Infection rates are rising
Meradin Peachey, Director of Public Health for Berkshire West said: “We have been monitoring the situation very closely and now need residents in these areas to come forward for a test. You should do this even if you’ve had the Covid-19 vaccine as you can still catch and spread the virus.
"Infection rates are rising across the borough and this variant is much more transmissible. The more cases we find, the better chance we have at suppressing it.
“Please help to keep your community and loved ones safe by getting tested. You should also continue to follow the guidance that is in place – limit your number of contacts, wash your hands regularly and thoroughly, keep your distance and cover your face.
"If you test positive by any method, you must isolate to stop the spread of the virus. If you have been in close contact with someone who tests positive you must also self-isolate.”
Identifying any further spread
Positive tests with a high enough viral load will be sequenced to identify any further spread, enabling a better understanding of the variant and identifying if there are any more cases of this particular strand of the virus in the area.
If someone tests positive, they must self-isolate immediately and pass on details on their contacts to NHS Test and Trace.
Dr Susan Hopkins, chief medical advisor for NHS Test and Trace said: “As part of our proactive sequencing work, we have identified cases of Covid-19 variants in a number of areas across England. A small proportion of these cases have no link to international travel suggesting that there are some cases in the community.

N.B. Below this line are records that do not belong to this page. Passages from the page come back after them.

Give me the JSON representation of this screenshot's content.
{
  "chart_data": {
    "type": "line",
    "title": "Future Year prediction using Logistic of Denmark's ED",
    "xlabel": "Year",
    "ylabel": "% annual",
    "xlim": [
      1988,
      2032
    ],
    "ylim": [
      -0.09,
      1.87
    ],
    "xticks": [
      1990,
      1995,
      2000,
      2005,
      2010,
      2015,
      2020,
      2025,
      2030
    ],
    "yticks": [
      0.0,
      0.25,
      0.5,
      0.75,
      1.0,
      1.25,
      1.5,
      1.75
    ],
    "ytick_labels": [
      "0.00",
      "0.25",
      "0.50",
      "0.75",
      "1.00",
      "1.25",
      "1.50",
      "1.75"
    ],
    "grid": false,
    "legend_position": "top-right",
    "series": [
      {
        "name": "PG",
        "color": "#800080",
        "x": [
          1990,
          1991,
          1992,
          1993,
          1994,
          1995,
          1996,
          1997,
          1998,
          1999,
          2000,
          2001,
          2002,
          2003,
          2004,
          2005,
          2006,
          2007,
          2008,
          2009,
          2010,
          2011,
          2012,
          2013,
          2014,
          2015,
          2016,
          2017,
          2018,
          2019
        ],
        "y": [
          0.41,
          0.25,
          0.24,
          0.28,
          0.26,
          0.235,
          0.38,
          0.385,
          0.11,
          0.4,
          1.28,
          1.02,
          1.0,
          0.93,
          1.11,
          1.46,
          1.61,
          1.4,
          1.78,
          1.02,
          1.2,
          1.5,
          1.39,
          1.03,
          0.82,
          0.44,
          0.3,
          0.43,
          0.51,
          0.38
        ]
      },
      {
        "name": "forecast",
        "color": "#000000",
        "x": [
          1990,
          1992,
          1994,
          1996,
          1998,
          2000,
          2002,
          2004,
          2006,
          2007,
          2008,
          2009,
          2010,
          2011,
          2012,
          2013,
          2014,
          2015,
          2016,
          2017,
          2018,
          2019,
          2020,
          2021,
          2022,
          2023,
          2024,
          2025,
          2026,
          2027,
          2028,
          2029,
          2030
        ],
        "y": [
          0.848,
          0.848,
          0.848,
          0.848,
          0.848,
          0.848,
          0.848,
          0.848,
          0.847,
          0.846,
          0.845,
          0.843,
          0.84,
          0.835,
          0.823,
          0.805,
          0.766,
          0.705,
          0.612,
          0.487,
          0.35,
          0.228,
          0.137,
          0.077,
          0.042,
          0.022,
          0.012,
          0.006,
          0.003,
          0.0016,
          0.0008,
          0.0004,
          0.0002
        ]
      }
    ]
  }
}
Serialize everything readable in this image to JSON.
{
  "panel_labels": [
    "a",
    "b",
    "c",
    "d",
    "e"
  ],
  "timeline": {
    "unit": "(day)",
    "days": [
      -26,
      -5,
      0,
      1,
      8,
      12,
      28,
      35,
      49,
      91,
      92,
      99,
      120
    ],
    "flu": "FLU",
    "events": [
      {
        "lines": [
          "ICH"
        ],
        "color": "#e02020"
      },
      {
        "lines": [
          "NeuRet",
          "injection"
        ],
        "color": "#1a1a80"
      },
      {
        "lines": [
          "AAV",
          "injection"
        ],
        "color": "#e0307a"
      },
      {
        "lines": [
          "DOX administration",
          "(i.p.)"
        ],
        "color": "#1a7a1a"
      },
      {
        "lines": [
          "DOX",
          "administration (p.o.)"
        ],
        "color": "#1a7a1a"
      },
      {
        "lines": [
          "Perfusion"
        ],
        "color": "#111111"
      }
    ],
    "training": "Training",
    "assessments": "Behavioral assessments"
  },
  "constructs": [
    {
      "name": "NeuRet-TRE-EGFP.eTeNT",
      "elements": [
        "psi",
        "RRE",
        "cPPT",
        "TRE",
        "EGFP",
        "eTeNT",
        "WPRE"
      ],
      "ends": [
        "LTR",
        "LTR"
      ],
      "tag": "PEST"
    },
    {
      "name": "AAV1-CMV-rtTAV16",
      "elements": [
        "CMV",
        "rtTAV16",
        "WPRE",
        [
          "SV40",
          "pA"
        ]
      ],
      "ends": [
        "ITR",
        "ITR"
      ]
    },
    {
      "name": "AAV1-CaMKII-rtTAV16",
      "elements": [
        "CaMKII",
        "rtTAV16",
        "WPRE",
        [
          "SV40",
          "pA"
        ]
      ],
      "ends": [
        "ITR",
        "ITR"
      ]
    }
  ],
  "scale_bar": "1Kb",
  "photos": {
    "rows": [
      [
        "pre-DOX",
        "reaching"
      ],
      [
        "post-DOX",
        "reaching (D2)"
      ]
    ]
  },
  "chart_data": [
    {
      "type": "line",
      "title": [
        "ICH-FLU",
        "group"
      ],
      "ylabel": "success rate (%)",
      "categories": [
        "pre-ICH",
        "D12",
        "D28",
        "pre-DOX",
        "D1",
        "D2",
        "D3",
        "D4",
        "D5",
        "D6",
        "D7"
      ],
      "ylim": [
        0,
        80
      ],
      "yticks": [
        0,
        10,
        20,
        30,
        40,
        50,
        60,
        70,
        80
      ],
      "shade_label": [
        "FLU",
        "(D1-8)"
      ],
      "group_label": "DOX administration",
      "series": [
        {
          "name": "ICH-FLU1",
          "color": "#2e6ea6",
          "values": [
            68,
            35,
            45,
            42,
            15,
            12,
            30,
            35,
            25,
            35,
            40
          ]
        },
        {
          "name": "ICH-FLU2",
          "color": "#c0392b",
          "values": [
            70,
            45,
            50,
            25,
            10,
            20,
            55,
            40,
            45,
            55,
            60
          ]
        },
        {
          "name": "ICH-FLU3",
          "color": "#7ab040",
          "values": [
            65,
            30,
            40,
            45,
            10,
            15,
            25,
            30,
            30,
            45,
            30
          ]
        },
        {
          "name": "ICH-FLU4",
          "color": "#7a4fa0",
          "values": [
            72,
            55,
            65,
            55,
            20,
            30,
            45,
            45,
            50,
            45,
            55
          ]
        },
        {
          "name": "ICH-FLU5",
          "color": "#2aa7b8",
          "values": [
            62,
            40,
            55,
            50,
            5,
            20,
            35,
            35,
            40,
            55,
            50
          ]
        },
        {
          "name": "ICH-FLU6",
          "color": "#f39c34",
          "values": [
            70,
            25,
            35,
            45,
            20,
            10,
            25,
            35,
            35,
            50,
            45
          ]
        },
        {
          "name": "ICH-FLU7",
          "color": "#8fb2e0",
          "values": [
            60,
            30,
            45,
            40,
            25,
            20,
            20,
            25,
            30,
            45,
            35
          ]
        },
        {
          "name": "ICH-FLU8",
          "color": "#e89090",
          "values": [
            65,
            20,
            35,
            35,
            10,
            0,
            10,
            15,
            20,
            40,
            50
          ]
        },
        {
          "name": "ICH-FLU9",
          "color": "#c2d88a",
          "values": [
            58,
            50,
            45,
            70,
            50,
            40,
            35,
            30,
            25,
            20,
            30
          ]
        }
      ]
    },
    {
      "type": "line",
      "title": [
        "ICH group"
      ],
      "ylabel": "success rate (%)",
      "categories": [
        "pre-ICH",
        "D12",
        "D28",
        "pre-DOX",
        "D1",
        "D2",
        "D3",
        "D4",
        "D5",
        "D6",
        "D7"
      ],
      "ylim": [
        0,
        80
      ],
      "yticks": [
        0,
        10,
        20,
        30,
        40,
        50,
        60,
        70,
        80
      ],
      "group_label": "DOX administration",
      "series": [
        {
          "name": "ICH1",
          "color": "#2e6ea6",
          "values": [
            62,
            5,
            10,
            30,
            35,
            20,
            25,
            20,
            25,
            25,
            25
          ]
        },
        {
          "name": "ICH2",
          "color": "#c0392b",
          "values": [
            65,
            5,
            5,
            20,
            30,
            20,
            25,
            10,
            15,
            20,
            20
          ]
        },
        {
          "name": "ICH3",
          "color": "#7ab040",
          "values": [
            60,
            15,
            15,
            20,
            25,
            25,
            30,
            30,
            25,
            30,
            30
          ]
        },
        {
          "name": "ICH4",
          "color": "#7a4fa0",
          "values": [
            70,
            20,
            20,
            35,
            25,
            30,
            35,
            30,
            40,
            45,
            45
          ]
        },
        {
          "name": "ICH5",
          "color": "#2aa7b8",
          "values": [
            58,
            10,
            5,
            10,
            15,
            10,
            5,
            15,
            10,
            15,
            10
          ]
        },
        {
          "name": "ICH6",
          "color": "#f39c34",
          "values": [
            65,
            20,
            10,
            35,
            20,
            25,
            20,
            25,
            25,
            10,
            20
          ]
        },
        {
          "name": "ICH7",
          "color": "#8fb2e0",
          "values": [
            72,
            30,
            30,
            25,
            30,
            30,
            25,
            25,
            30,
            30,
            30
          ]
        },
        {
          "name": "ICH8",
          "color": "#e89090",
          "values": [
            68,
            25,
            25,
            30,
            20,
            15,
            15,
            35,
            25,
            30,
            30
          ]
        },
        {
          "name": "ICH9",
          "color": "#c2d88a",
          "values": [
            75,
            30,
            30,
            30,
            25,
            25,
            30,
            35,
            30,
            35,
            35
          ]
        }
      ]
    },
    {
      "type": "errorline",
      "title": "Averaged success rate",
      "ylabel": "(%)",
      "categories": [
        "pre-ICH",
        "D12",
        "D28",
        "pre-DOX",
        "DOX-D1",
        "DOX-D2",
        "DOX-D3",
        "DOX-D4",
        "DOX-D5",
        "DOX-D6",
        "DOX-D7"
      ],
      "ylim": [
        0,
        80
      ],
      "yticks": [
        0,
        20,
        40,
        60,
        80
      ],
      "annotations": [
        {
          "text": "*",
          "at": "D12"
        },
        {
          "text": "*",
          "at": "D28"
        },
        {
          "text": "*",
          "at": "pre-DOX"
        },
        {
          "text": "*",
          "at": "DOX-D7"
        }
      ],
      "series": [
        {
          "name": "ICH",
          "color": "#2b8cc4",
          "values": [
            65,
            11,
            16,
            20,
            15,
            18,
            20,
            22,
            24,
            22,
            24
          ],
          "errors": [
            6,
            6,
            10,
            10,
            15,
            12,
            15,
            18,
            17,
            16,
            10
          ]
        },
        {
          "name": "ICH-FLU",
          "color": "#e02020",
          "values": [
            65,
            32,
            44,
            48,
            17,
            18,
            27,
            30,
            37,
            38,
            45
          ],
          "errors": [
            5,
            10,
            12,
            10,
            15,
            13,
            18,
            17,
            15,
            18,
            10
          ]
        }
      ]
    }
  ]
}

“Public Health England and NHS Test and Trace are monitoring the situation closely and appropriate public health measures such as increased testing and contact tracing are being put in place wherenecessary.”
Same national guidance
The same national guidance continues to apply in areas where new variants have been identified and education settings can remain open. Twice weekly rapid testing should continue in educational settings; and adults who do not have symptoms should continue to access regular, rapid Covid-19 tests.